The dollar index extends recovery into second straight day, lifted by short covering ahead of key supports at 100.29/21 zone (Dec 2023 low / 200WMA).

Oversold daily studies contributed to fresh rise, as stochastic and RSI emerged from oversold zone and bearish divergence of stochastic indicator signaled rebound in advance.

Bounce is likely to be a positioning for fresh push lower, as the dollar remains pressured by expectations for the first Fed rate cut in September, which was strongly signaled by the latest dovish comments from Fed’s Chair Powell.

Markets have fully priced in a 25 basis points cut, with rising bets for more aggressive action for 50 basis points cut, weighing on current recovery.

Key US economic data due today (Q2 GDP / Jobless claims) and on Friday (PCE price index, Fed’s preferred inflation measure) are expected to provide more information and contribute to Fed’s decisions in size and the pace of rate cuts.

The dollar index remains in a larger downtrend and is on track for the biggest monthly loss since November 2023, adding to likely scenario of limited correction, which should provide better levels to re-enter broader downtrend.
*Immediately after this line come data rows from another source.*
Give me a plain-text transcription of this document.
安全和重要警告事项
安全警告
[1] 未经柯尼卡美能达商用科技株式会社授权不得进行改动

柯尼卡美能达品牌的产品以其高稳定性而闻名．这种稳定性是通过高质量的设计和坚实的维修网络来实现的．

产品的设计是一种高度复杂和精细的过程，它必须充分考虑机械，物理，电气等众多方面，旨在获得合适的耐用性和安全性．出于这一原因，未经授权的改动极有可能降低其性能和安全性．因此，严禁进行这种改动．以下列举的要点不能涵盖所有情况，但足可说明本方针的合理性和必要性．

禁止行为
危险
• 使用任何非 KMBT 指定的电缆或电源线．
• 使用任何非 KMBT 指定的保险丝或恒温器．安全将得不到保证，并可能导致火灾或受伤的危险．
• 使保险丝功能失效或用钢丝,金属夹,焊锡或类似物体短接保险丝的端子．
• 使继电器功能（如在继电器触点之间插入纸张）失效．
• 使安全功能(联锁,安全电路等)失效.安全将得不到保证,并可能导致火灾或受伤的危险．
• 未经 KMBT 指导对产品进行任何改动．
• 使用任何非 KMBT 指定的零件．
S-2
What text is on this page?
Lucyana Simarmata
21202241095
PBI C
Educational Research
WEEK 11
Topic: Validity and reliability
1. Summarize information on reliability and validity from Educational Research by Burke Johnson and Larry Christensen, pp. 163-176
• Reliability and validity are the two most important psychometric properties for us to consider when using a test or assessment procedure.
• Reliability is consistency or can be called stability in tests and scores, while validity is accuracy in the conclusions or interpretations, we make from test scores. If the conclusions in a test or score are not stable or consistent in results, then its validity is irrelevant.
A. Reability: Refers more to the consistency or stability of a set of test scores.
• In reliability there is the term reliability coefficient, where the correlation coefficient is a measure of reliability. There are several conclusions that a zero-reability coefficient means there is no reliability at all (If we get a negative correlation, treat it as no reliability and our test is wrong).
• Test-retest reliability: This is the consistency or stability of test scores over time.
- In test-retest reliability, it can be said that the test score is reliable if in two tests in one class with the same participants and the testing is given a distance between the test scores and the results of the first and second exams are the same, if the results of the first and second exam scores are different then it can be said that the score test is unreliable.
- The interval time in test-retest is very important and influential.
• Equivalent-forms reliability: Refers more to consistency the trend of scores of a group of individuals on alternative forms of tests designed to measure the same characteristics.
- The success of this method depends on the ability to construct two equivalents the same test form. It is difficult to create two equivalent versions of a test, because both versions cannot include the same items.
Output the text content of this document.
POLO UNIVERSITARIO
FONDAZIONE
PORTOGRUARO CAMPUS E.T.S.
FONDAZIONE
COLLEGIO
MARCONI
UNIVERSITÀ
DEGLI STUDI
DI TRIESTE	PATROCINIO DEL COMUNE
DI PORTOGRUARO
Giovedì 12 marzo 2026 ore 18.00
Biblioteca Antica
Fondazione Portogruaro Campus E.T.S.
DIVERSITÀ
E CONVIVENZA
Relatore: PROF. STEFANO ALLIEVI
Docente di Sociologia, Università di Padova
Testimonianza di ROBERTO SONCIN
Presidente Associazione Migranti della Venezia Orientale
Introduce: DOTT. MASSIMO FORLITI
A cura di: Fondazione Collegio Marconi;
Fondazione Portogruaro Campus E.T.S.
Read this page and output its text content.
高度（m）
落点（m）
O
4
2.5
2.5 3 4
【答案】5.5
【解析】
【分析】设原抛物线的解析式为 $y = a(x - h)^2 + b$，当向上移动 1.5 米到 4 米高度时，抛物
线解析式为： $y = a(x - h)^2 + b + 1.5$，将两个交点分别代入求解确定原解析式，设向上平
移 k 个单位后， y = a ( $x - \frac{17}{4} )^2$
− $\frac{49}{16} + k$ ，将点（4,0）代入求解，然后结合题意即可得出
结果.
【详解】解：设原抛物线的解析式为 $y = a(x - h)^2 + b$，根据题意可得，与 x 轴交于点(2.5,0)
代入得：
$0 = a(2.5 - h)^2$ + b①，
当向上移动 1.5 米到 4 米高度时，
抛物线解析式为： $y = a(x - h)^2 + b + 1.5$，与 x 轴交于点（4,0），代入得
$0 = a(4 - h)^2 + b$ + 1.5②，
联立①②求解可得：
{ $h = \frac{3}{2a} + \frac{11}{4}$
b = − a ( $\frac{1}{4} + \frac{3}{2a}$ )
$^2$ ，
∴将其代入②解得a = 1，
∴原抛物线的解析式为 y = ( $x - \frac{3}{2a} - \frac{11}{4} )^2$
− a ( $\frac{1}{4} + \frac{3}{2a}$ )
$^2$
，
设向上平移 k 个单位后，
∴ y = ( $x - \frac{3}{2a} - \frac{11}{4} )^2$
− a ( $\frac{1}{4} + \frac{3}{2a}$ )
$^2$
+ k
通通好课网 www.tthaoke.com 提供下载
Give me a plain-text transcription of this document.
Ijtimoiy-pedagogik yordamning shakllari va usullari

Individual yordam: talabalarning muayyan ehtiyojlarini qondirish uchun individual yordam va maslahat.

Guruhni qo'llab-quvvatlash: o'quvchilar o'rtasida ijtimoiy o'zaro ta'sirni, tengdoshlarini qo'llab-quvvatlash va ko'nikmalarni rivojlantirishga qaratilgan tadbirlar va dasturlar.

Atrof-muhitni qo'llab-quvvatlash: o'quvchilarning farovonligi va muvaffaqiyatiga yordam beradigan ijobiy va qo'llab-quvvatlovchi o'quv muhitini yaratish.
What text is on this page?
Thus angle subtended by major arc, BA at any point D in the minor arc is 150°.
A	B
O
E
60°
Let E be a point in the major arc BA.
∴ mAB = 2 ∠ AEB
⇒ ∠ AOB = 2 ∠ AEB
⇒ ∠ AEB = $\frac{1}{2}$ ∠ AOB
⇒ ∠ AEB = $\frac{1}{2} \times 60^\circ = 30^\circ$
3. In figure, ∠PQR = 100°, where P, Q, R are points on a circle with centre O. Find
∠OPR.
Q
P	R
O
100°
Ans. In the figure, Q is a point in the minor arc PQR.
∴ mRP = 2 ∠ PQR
Technical picture remains bearish on daily chart (negative momentum / MA’s in bearish configuration), with cracked falling 10DMA (101.13) producing so far significant headwinds to recovery attempts and should ideally cap.

Stronger upticks, on the other hand should be limited under pivotal 101.95 barriers (falling 20DMA / former low of Aug 5) to keep larger bears intact for final attack at key supports at 100.29/00.